Last week I dedicated this column to car guards, the men and women whose daily grind at the malls is so invaluable, but who are almost invisible to us.

Last week I dedicated this column to car guards, the men and women whose daily grind at the malls is so invaluable, but who are almost invisible to us.

Today I take the issue further and, pointedly, beyond the parking lots of the shopping malls.

I say pointedly - consciously - because arguably, many, if not most, South Africans have come to accept suffering, be it pain, poverty and helplessness as normal.

I see desperately unemployed job-seekers daily. You see them always. We see them all the time.

For me, though, there are two vivid images of unemployment that are etched on my mind.

The first one will not go away because it is a daily occurrence I cannot ignore.

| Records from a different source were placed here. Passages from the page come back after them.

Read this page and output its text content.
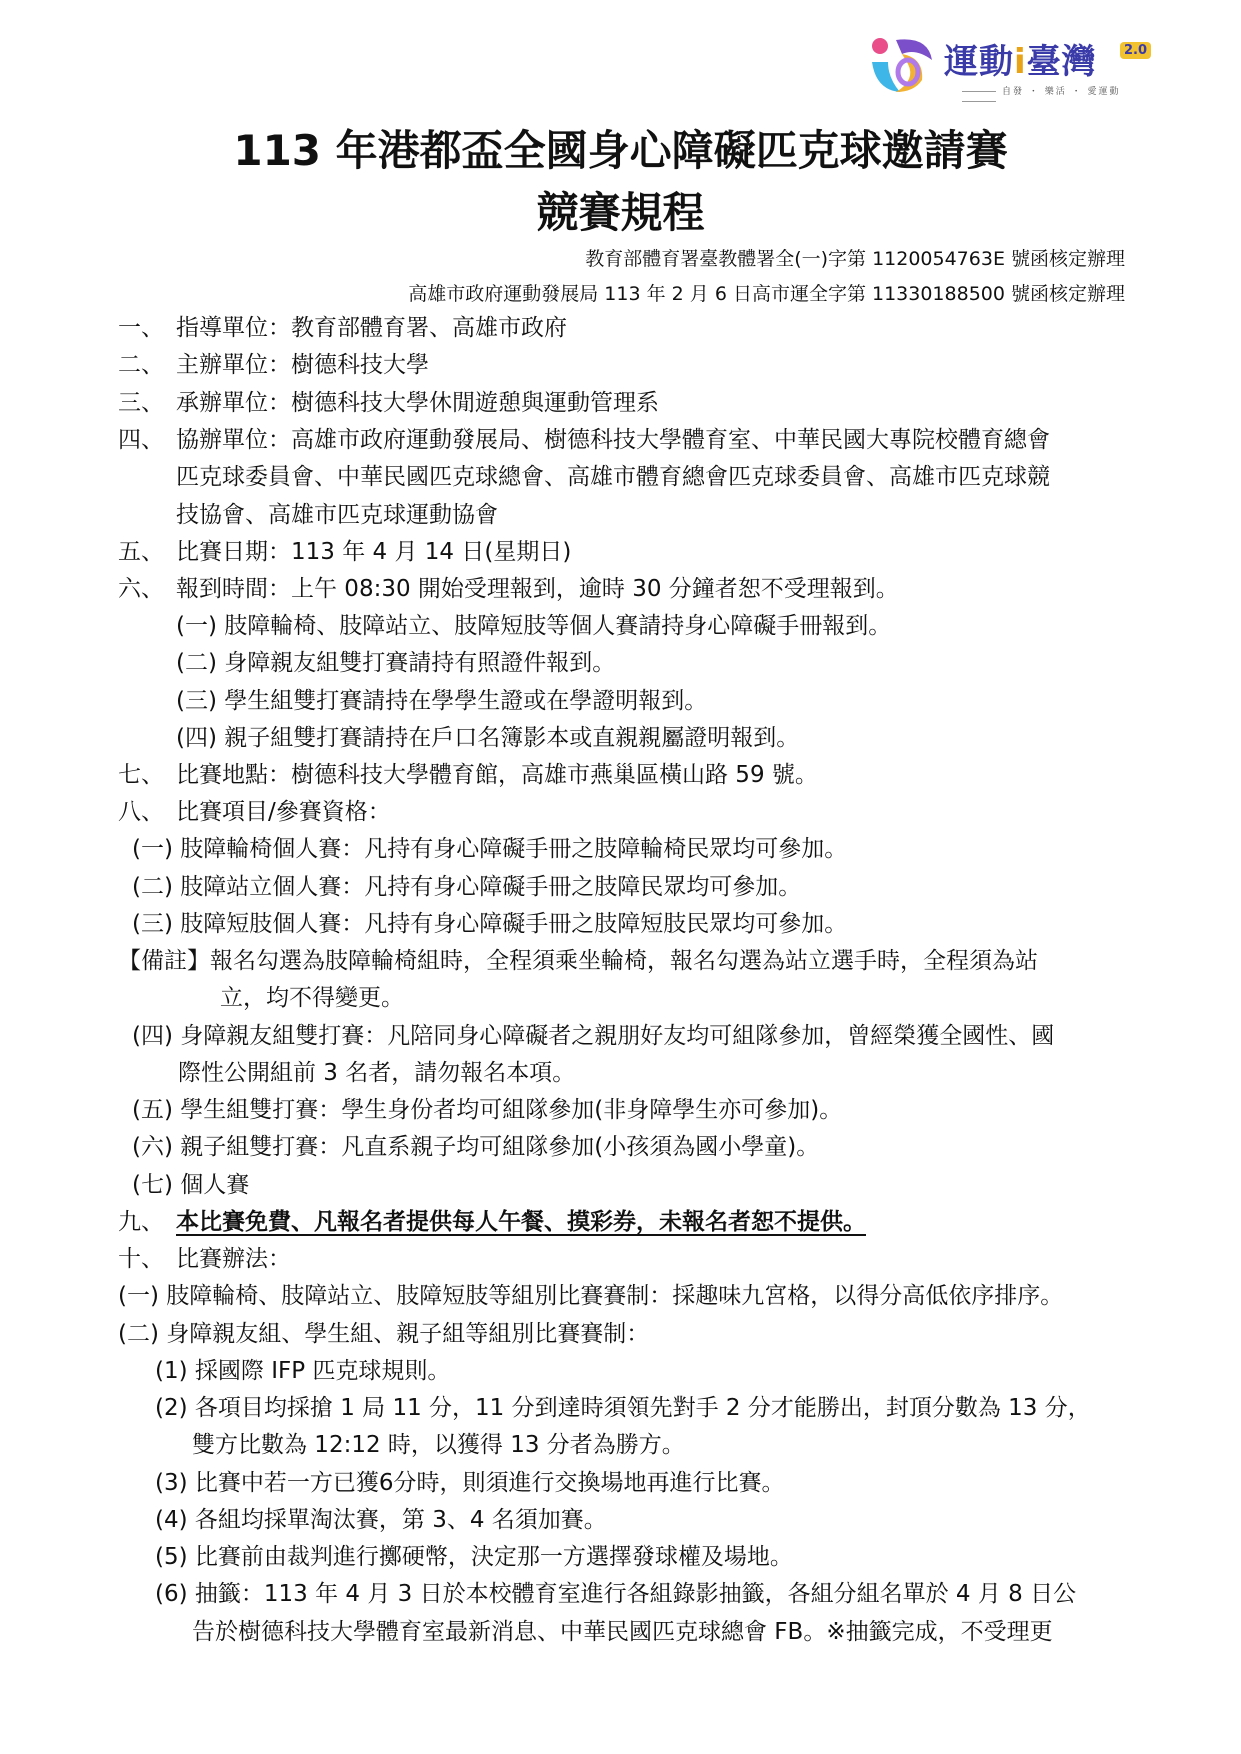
運動i臺灣	2.0
自發 ・ 樂活 ・ 愛運動
113 年港都盃全國身心障礙匹克球邀請賽
競賽規程
教育部體育署臺教體署全(一)字第 1120054763E 號函核定辦理
高雄市政府運動發展局 113 年 2 月 6 日高市運全字第 11330188500 號函核定辦理
一、 指導單位：教育部體育署、高雄市政府
二、 主辦單位：樹德科技大學
三、 承辦單位：樹德科技大學休閒遊憩與運動管理系
四、 協辦單位：高雄市政府運動發展局、樹德科技大學體育室、中華民國大專院校體育總會
匹克球委員會、中華民國匹克球總會、高雄市體育總會匹克球委員會、高雄市匹克球競
技協會、高雄市匹克球運動協會
五、 比賽日期：113 年 4 月 14 日(星期日)
六、 報到時間：上午 08:30 開始受理報到，逾時 30 分鐘者恕不受理報到。
(一) 肢障輪椅、肢障站立、肢障短肢等個人賽請持身心障礙手冊報到。
(二) 身障親友組雙打賽請持有照證件報到。
(三) 學生組雙打賽請持在學學生證或在學證明報到。
(四) 親子組雙打賽請持在戶口名簿影本或直親親屬證明報到。
七、 比賽地點：樹德科技大學體育館，高雄市燕巢區橫山路 59 號。
八、 比賽項目/參賽資格：
(一) 肢障輪椅個人賽：凡持有身心障礙手冊之肢障輪椅民眾均可參加。
(二) 肢障站立個人賽：凡持有身心障礙手冊之肢障民眾均可參加。
(三) 肢障短肢個人賽：凡持有身心障礙手冊之肢障短肢民眾均可參加。
【備註】報名勾選為肢障輪椅組時，全程須乘坐輪椅，報名勾選為站立選手時，全程須為站
立，均不得變更。
(四) 身障親友組雙打賽：凡陪同身心障礙者之親朋好友均可組隊參加，曾經榮獲全國性、國
際性公開組前 3 名者，請勿報名本項。
(五) 學生組雙打賽：學生身份者均可組隊參加(非身障學生亦可參加)。
(六) 親子組雙打賽：凡直系親子均可組隊參加(小孩須為國小學童)。
(七) 個人賽
九、 本比賽免費、凡報名者提供每人午餐、摸彩券，未報名者恕不提供。
十、 比賽辦法：
(一) 肢障輪椅、肢障站立、肢障短肢等組別比賽賽制：採趣味九宮格，以得分高低依序排序。
(二) 身障親友組、學生組、親子組等組別比賽賽制：
(1) 採國際 IFP 匹克球規則。
(2) 各項目均採搶 1 局 11 分，11 分到達時須領先對手 2 分才能勝出，封頂分數為 13 分，
雙方比數為 12:12 時，以獲得 13 分者為勝方。
(3) 比賽中若一方已獲6分時，則須進行交換場地再進行比賽。
(4) 各組均採單淘汰賽，第 3、4 名須加賽。
(5) 比賽前由裁判進行擲硬幣，決定那一方選擇發球權及場地。
(6) 抽籤：113 年 4 月 3 日於本校體育室進行各組錄影抽籤，各組分組名單於 4 月 8 日公
告於樹德科技大學體育室最新消息、中華民國匹克球總會 FB。※抽籤完成，不受理更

Many commuters who travel on the busy Main Reef Road, next to Riverlea township, Johannesburg west, might be all too familiar with the perpetual morning rush-hour drama.

I pass there on my way to work each morning and I know that there are bound to be hundreds of people, all of them black, who converge on a factory - I think it manufactures mattresses - with the hope of getting work.

The numbers seem to swell each day. Men, women, young and old, expectantly wait at the company's gates and on pavements on either side of the street opposite the premises.

It appears even the owners of the factory have come to accept the situation as a permanent feature outside their building.

I have not asked whether anyone has ever eventually got a job.

But I think this company might be doing something right. Is it offering casual jobs on a daily basis, thus offering some relief to desperate breadwinners, while unwittingly attracting more unemployed people?

What I know is that tomorrow I will drive past the factory and see many more new eager faces there. It happens throughout the year - every year.

The second image is of a group of women who descend on a wood-processing factory in Industria, down the road from Sowetan's offices.

Every morning and afternoon a truck unloads wooden remnants outside the factory where the women wait with sacks.

I once saw a woman almost throw her baby, who had been strapped to her back, to the ground as the scramble for the wood began and pandemonium broke out.

There is little mutual respect as the women, obviously from squatter camps and who sell the wood scraps for cash, tear into each other.

Babies cry their little hearts out from a distance. I sigh with relief when it all ends and a semblance of humanity returns - obviously until the next time.

To me, the two pictures I have just painted are the face of unemployment, poverty and pain in the land of plenty.

This face can be changed, only if there is the will to do so - and less rhetoric.

Aren't we all entitled to the wealth and not the crumbs?

Yes, these two images will remain in my mind for as long as this abject situation prevails.